Jim R. Kellso, a current Professor of Practice at ASU and former Intel Supply Chain Master gave, the third presentation, called “Supply Chain Professional Development Program at Intel: A Blue Print for Action.” He talked about his early days with Intel, before the company had a dedicated supply chain management career ladder, and talked about how Intel came to develop a separate career path for supply chain professionals outside of the existing managerial and engineering ladders of the day. Kellso shared that Intel’s recipe for success in establishing a distinct supply chain management career ladder was in taking an interdepartmental approach, and drawing lessons from different authorities knowledgeable about the different elements of Intel’s massive supply chain.
Cindie Blackmer, the Former Supply Chain Master at Intel, presented the fourth and final talk before break-out workshops, entitled “Development of the Low Cost Supply Chain Master Program at Intel – The Mechanics for Change.” In her talk, Blackmer broke down how Intel developed its modern approach to low cost supply chains. She focused on how the development of the Low Cost Supply Chain Master Program depended on project management and supply chain management fundamentals, but was only able to be successful because of the soft skill of risk taking.
After these four presentations, the session moved into a hands-on workshop where young professionals were given the tools to plan out their own hopeful career paths in supply chain management. Participants were urged to self-asses and reflect on their backgrounds and education, and take a critical look at their own weaknesses and strengths. The workshop was professionally facilitated by many of the speakers from the earlier presentations, and focused on helping young professionals walk away with a concrete plan for their own advancement that integrated the lessons from the earlier talks and the themes from the conference.

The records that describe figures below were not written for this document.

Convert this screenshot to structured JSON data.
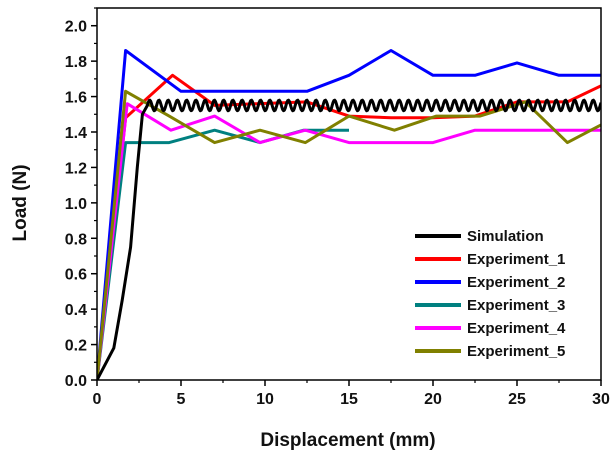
{
  "chart_data": {
    "type": "line",
    "title": "",
    "xlabel": "Displacement (mm)",
    "ylabel": "Load (N)",
    "xlim": [
      0,
      30
    ],
    "ylim": [
      0,
      2.1
    ],
    "x_ticks": [
      "0",
      "5",
      "10",
      "15",
      "20",
      "25",
      "30"
    ],
    "y_ticks": [
      "0.0",
      "0.2",
      "0.4",
      "0.6",
      "0.8",
      "1.0",
      "1.2",
      "1.4",
      "1.6",
      "1.8",
      "2.0"
    ],
    "grid": false,
    "legend_position": "bottom-right",
    "series": [
      {
        "name": "Simulation",
        "color": "#000000",
        "x": [
          0,
          1,
          1.5,
          2,
          2.4,
          2.7,
          3.0
        ],
        "y": [
          0,
          0.18,
          0.45,
          0.75,
          1.2,
          1.5,
          1.55
        ],
        "oscillation": {
          "x_start": 3.0,
          "x_end": 30.0,
          "mean": 1.55,
          "amplitude": 0.03,
          "period": 0.55
        }
      },
      {
        "name": "Experiment_1",
        "color": "#ff0000",
        "x": [
          0,
          1.7,
          4.5,
          7,
          9.5,
          12.5,
          15,
          17.5,
          20,
          22.5,
          25,
          28,
          30
        ],
        "y": [
          0,
          1.48,
          1.72,
          1.55,
          1.56,
          1.57,
          1.49,
          1.48,
          1.48,
          1.49,
          1.57,
          1.57,
          1.66
        ]
      },
      {
        "name": "Experiment_2",
        "color": "#0000ff",
        "x": [
          0,
          1.7,
          5,
          7.5,
          12.5,
          15,
          17.5,
          20,
          22.5,
          25,
          27.5,
          30
        ],
        "y": [
          0,
          1.86,
          1.63,
          1.63,
          1.63,
          1.72,
          1.86,
          1.72,
          1.72,
          1.79,
          1.72,
          1.72
        ]
      },
      {
        "name": "Experiment_3",
        "color": "#008080",
        "x": [
          0,
          1.7,
          4.3,
          7,
          9.7,
          12.3,
          15
        ],
        "y": [
          0,
          1.34,
          1.34,
          1.41,
          1.34,
          1.41,
          1.41
        ]
      },
      {
        "name": "Experiment_4",
        "color": "#ff00ff",
        "x": [
          0,
          1.8,
          4.4,
          7,
          9.7,
          12.4,
          15,
          17.5,
          20,
          22.5,
          25,
          27.5,
          30
        ],
        "y": [
          0,
          1.56,
          1.41,
          1.49,
          1.34,
          1.41,
          1.34,
          1.34,
          1.34,
          1.41,
          1.41,
          1.41,
          1.41
        ]
      },
      {
        "name": "Experiment_5",
        "color": "#808000",
        "x": [
          0,
          1.7,
          4.3,
          7,
          9.7,
          12.4,
          15,
          17.7,
          20.2,
          22.8,
          25.5,
          28,
          30
        ],
        "y": [
          0,
          1.63,
          1.49,
          1.34,
          1.41,
          1.34,
          1.49,
          1.41,
          1.49,
          1.49,
          1.57,
          1.34,
          1.44
        ]
      }
    ]
  }
}
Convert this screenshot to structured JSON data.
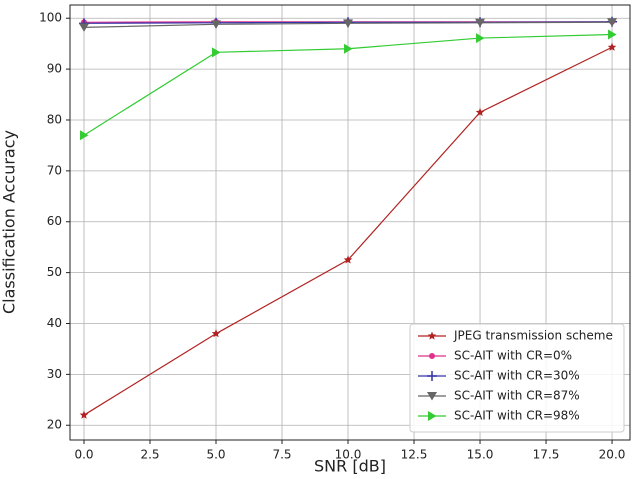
{
  "chart_data": {
    "type": "line",
    "x_label": "SNR [dB]",
    "y_label": "Classification Accuracy",
    "x": [
      0,
      5,
      10,
      15,
      20
    ],
    "series": [
      {
        "name": "JPEG transmission scheme",
        "color": "#b22222",
        "marker": "star",
        "values": [
          22,
          38,
          52.5,
          81.5,
          94.3
        ]
      },
      {
        "name": "SC-AIT with CR=0%",
        "color": "#e0308a",
        "marker": "circle",
        "values": [
          99.2,
          99.3,
          99.3,
          99.3,
          99.3
        ]
      },
      {
        "name": "SC-AIT with CR=30%",
        "color": "#3333aa",
        "marker": "plus",
        "values": [
          99,
          99.1,
          99.2,
          99.2,
          99.3
        ]
      },
      {
        "name": "SC-AIT with CR=87%",
        "color": "#666666",
        "marker": "triangle-down",
        "values": [
          98.2,
          98.8,
          99,
          99.1,
          99.2
        ]
      },
      {
        "name": "SC-AIT with CR=98%",
        "color": "#33cc33",
        "marker": "triangle-right",
        "values": [
          77,
          93.3,
          94,
          96.1,
          96.8
        ]
      }
    ],
    "xlim": [
      -0.53,
      20.68
    ],
    "ylim": [
      17.1,
      102.6
    ],
    "xticks": [
      {
        "value": 0,
        "label": "0.0"
      },
      {
        "value": 2.5,
        "label": "2.5"
      },
      {
        "value": 5,
        "label": "5.0"
      },
      {
        "value": 7.5,
        "label": "7.5"
      },
      {
        "value": 10,
        "label": "10.0"
      },
      {
        "value": 12.5,
        "label": "12.5"
      },
      {
        "value": 15,
        "label": "15.0"
      },
      {
        "value": 17.5,
        "label": "17.5"
      },
      {
        "value": 20,
        "label": "20.0"
      }
    ],
    "yticks": [
      20,
      30,
      40,
      50,
      60,
      70,
      80,
      90,
      100
    ],
    "grid": true,
    "legend": "lower right"
  }
}
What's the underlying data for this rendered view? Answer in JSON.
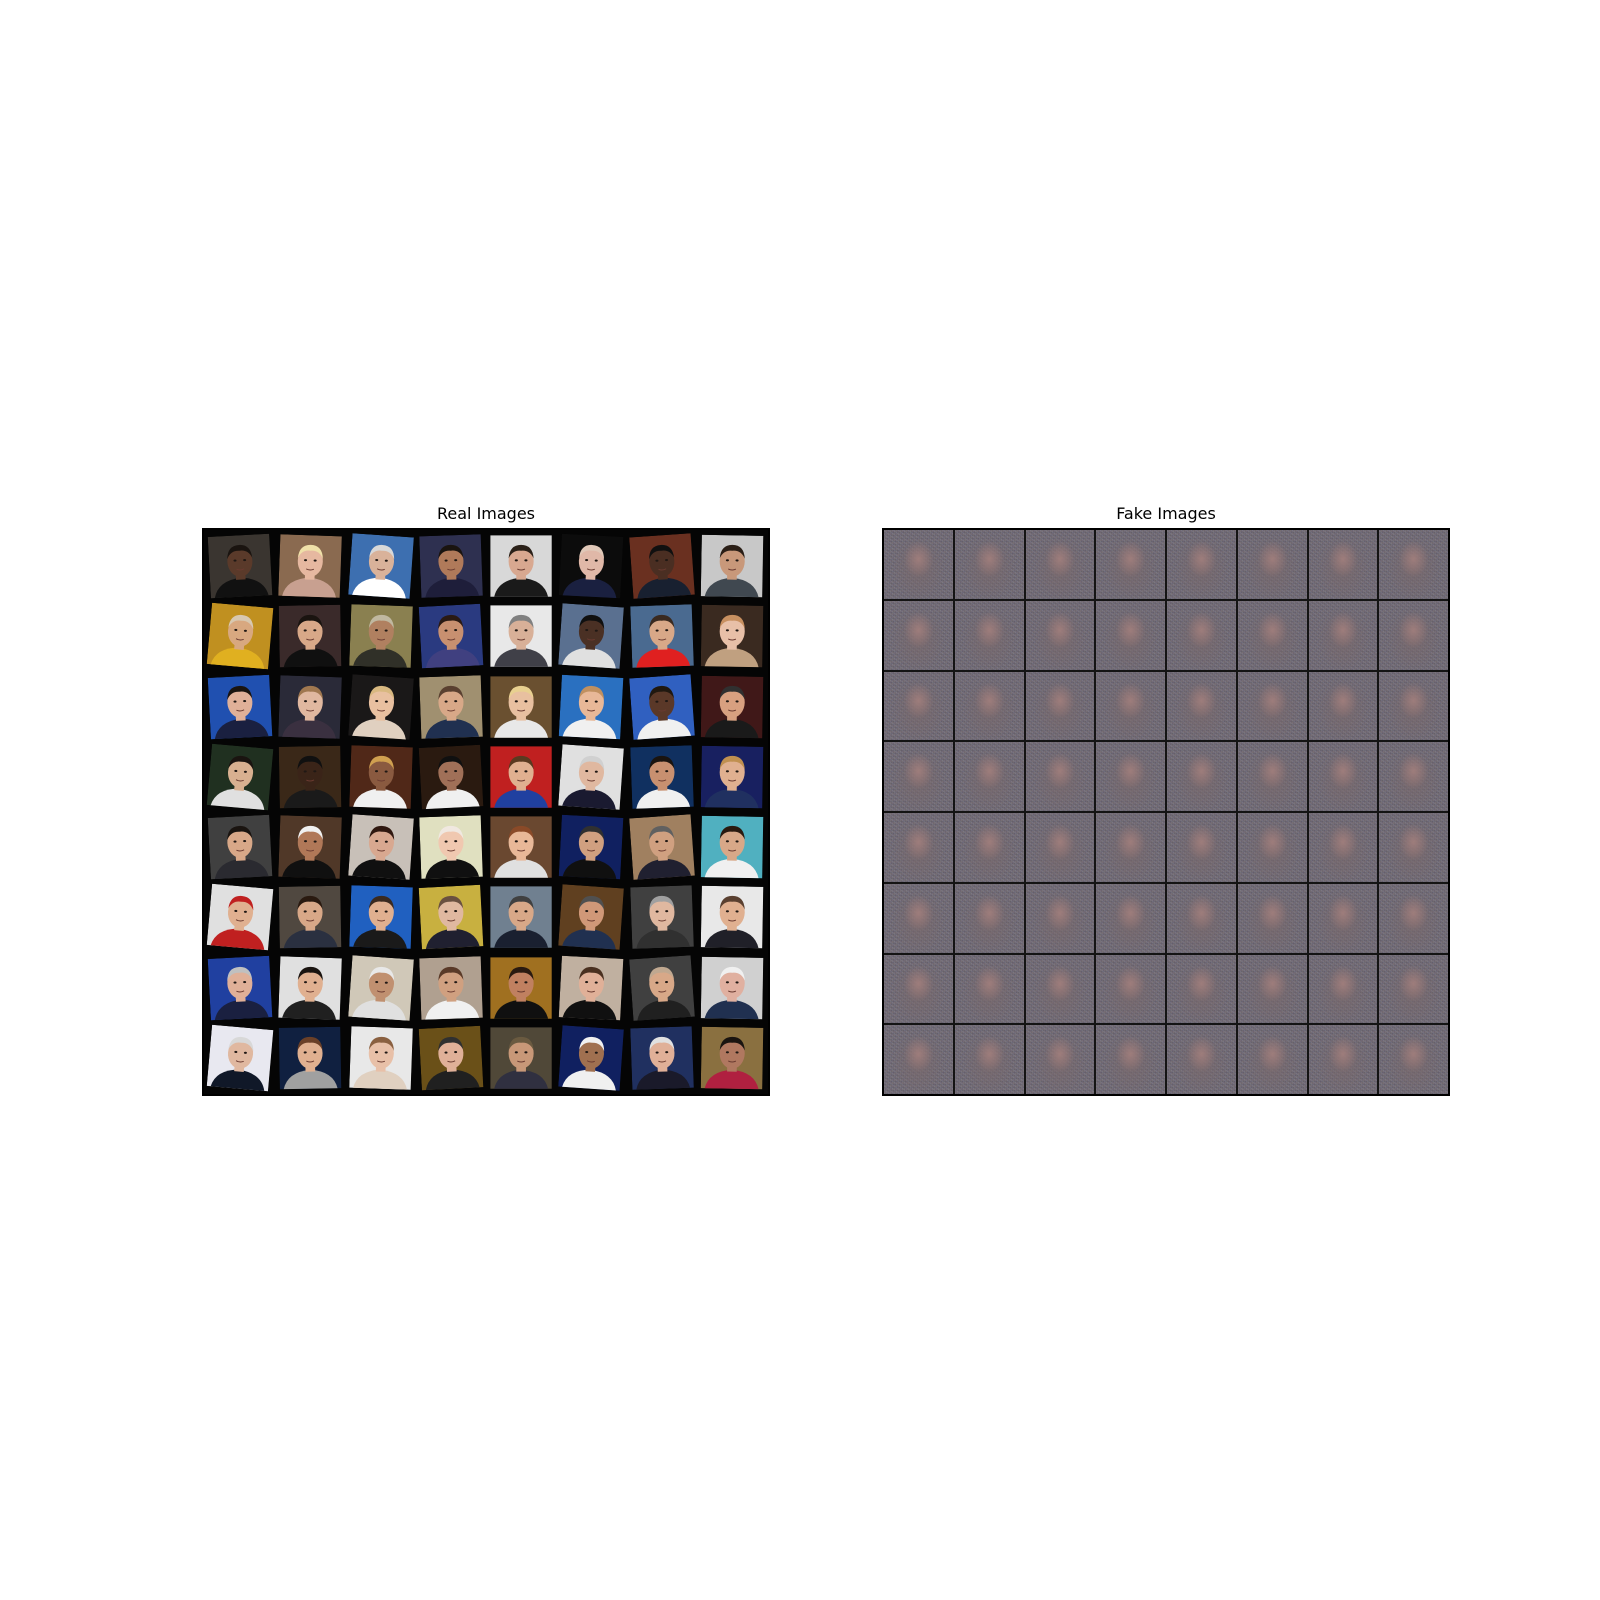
{
  "figure": {
    "real_panel": {
      "title": "Real Images",
      "rows": 8,
      "cols": 8,
      "tiles": [
        {
          "bg": "#3a3530",
          "skin": "#5a3a2a",
          "hair": "#1a1410",
          "shirt": "#111111"
        },
        {
          "bg": "#8a6a50",
          "skin": "#e6b8a0",
          "hair": "#efe0a8",
          "shirt": "#c8a090"
        },
        {
          "bg": "#3d6fb0",
          "skin": "#d9b29a",
          "hair": "#d8d8d8",
          "shirt": "#ffffff"
        },
        {
          "bg": "#2e3050",
          "skin": "#b07a5a",
          "hair": "#1a1410",
          "shirt": "#1e1e3a"
        },
        {
          "bg": "#d8d8d8",
          "skin": "#d8a890",
          "hair": "#2a2018",
          "shirt": "#1a1a1a"
        },
        {
          "bg": "#0c0c0c",
          "skin": "#e0b8a8",
          "hair": "#e0c8b8",
          "shirt": "#1a2040"
        },
        {
          "bg": "#6a3020",
          "skin": "#4a2e22",
          "hair": "#101010",
          "shirt": "#182030"
        },
        {
          "bg": "#c8c8c8",
          "skin": "#c8987a",
          "hair": "#2a1e16",
          "shirt": "#404850"
        },
        {
          "bg": "#c09020",
          "skin": "#d8a880",
          "hair": "#d8c8b0",
          "shirt": "#e0b020"
        },
        {
          "bg": "#3a2a2a",
          "skin": "#d8a888",
          "hair": "#1a1410",
          "shirt": "#101010"
        },
        {
          "bg": "#8a8050",
          "skin": "#b08060",
          "hair": "#c0b8a0",
          "shirt": "#303028"
        },
        {
          "bg": "#2a3a80",
          "skin": "#c89070",
          "hair": "#2a1a14",
          "shirt": "#404080"
        },
        {
          "bg": "#e8e8e8",
          "skin": "#d8b098",
          "hair": "#808080",
          "shirt": "#404048"
        },
        {
          "bg": "#5a7090",
          "skin": "#4a3024",
          "hair": "#101010",
          "shirt": "#e0e0e0"
        },
        {
          "bg": "#4a6a90",
          "skin": "#d8a888",
          "hair": "#3a2a20",
          "shirt": "#e02020"
        },
        {
          "bg": "#3a2a20",
          "skin": "#e8c0a8",
          "hair": "#c89060",
          "shirt": "#c0a080"
        },
        {
          "bg": "#2050b0",
          "skin": "#e0b098",
          "hair": "#1a1410",
          "shirt": "#1a2040"
        },
        {
          "bg": "#2a2a38",
          "skin": "#e0b8a0",
          "hair": "#a07850",
          "shirt": "#3a3040"
        },
        {
          "bg": "#1a1818",
          "skin": "#e8c0a0",
          "hair": "#d8b880",
          "shirt": "#e0d0c0"
        },
        {
          "bg": "#a09070",
          "skin": "#d8a888",
          "hair": "#5a4030",
          "shirt": "#203050"
        },
        {
          "bg": "#6a5030",
          "skin": "#e8c0a0",
          "hair": "#e8d090",
          "shirt": "#e8e8e8"
        },
        {
          "bg": "#2a70c0",
          "skin": "#e8b898",
          "hair": "#c09060",
          "shirt": "#f0f0f0"
        },
        {
          "bg": "#3060c0",
          "skin": "#5a3828",
          "hair": "#201810",
          "shirt": "#f0f0f0"
        },
        {
          "bg": "#401818",
          "skin": "#d8a080",
          "hair": "#303030",
          "shirt": "#1a1a1a"
        },
        {
          "bg": "#203020",
          "skin": "#d8b090",
          "hair": "#1a1410",
          "shirt": "#e0e0e0"
        },
        {
          "bg": "#3a2818",
          "skin": "#3a2418",
          "hair": "#101010",
          "shirt": "#1a1a1a"
        },
        {
          "bg": "#502818",
          "skin": "#8a5a40",
          "hair": "#d0a050",
          "shirt": "#f0f0f0"
        },
        {
          "bg": "#2a1a10",
          "skin": "#a07058",
          "hair": "#101010",
          "shirt": "#f0f0f0"
        },
        {
          "bg": "#c02020",
          "skin": "#e0b090",
          "hair": "#5a3a20",
          "shirt": "#2040a0"
        },
        {
          "bg": "#e0e0e0",
          "skin": "#e0b8a0",
          "hair": "#d0d0d0",
          "shirt": "#1a1a30"
        },
        {
          "bg": "#103060",
          "skin": "#c89070",
          "hair": "#1a1410",
          "shirt": "#f0f0f0"
        },
        {
          "bg": "#182060",
          "skin": "#e0b090",
          "hair": "#c09050",
          "shirt": "#203060"
        },
        {
          "bg": "#404040",
          "skin": "#d8a888",
          "hair": "#1a1410",
          "shirt": "#2a2a30"
        },
        {
          "bg": "#503828",
          "skin": "#b07858",
          "hair": "#f0f0f0",
          "shirt": "#101010"
        },
        {
          "bg": "#c8c0b8",
          "skin": "#d8a890",
          "hair": "#301810",
          "shirt": "#101010"
        },
        {
          "bg": "#e0e0c0",
          "skin": "#f0c8b0",
          "hair": "#f0e8e0",
          "shirt": "#101010"
        },
        {
          "bg": "#6a4830",
          "skin": "#e8b898",
          "hair": "#8a4a28",
          "shirt": "#e0e0e0"
        },
        {
          "bg": "#102060",
          "skin": "#d0a080",
          "hair": "#303030",
          "shirt": "#101010"
        },
        {
          "bg": "#a08060",
          "skin": "#d0a080",
          "hair": "#606060",
          "shirt": "#202030"
        },
        {
          "bg": "#50b0c0",
          "skin": "#d8a888",
          "hair": "#2a1a10",
          "shirt": "#f0f0f0"
        },
        {
          "bg": "#e0e0e0",
          "skin": "#e0b090",
          "hair": "#c02020",
          "shirt": "#c02020"
        },
        {
          "bg": "#504840",
          "skin": "#d8a888",
          "hair": "#2a1a10",
          "shirt": "#2a3040"
        },
        {
          "bg": "#2060c0",
          "skin": "#e0b090",
          "hair": "#3a2a20",
          "shirt": "#1a1a1a"
        },
        {
          "bg": "#c8b040",
          "skin": "#e0b8a0",
          "hair": "#6a5040",
          "shirt": "#202030"
        },
        {
          "bg": "#708090",
          "skin": "#d8a888",
          "hair": "#404040",
          "shirt": "#1a2030"
        },
        {
          "bg": "#604020",
          "skin": "#d09878",
          "hair": "#505050",
          "shirt": "#203050"
        },
        {
          "bg": "#404040",
          "skin": "#e0b8a0",
          "hair": "#a0a0a0",
          "shirt": "#303030"
        },
        {
          "bg": "#e8e8e8",
          "skin": "#e0b090",
          "hair": "#5a4030",
          "shirt": "#202028"
        },
        {
          "bg": "#2040a0",
          "skin": "#e0b098",
          "hair": "#c0c0c0",
          "shirt": "#1a2040"
        },
        {
          "bg": "#e0e0e0",
          "skin": "#e0b090",
          "hair": "#1a1410",
          "shirt": "#202020"
        },
        {
          "bg": "#d0c8b8",
          "skin": "#c09070",
          "hair": "#e8e8e8",
          "shirt": "#e0e0e0"
        },
        {
          "bg": "#b0a090",
          "skin": "#d0a080",
          "hair": "#5a3a28",
          "shirt": "#f0f0f0"
        },
        {
          "bg": "#a07020",
          "skin": "#c08060",
          "hair": "#2a1a10",
          "shirt": "#101010"
        },
        {
          "bg": "#c0b0a0",
          "skin": "#e0b098",
          "hair": "#4a3020",
          "shirt": "#101010"
        },
        {
          "bg": "#404040",
          "skin": "#d8a888",
          "hair": "#c0a890",
          "shirt": "#202020"
        },
        {
          "bg": "#d0d0d0",
          "skin": "#e0b0a0",
          "hair": "#f0f0f0",
          "shirt": "#203050"
        },
        {
          "bg": "#e8e8f0",
          "skin": "#e0b8a0",
          "hair": "#d8d8d8",
          "shirt": "#101828"
        },
        {
          "bg": "#102040",
          "skin": "#e0b090",
          "hair": "#6a4028",
          "shirt": "#a0a0a0"
        },
        {
          "bg": "#e8e8e8",
          "skin": "#e8c0a8",
          "hair": "#8a6040",
          "shirt": "#e0d0c0"
        },
        {
          "bg": "#6a5018",
          "skin": "#e0b098",
          "hair": "#303030",
          "shirt": "#202020"
        },
        {
          "bg": "#504838",
          "skin": "#c89878",
          "hair": "#6a5a40",
          "shirt": "#303040"
        },
        {
          "bg": "#102060",
          "skin": "#a07050",
          "hair": "#f0f0f0",
          "shirt": "#f0f0f0"
        },
        {
          "bg": "#203060",
          "skin": "#e0b098",
          "hair": "#e0e0e0",
          "shirt": "#1a1a2a"
        },
        {
          "bg": "#8a7040",
          "skin": "#b07860",
          "hair": "#1a1410",
          "shirt": "#b02040"
        }
      ]
    },
    "fake_panel": {
      "title": "Fake Images",
      "rows": 8,
      "cols": 8
    }
  }
}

This session was only the first of hopefully many in the Bio Supply Management Alliance’s Young Professionals Initiative, which will continue to share useful information on how to make sense of the changing and varied career paths available for supply chain management professionals hoping to progress up the career ladder. In future conferences, the Young Professionals Initiative will continue to share tools and strategies that the corporate training world and academia have been slow to advance, and continue to take a real look at what it takes to advance and succeed in supply chain management.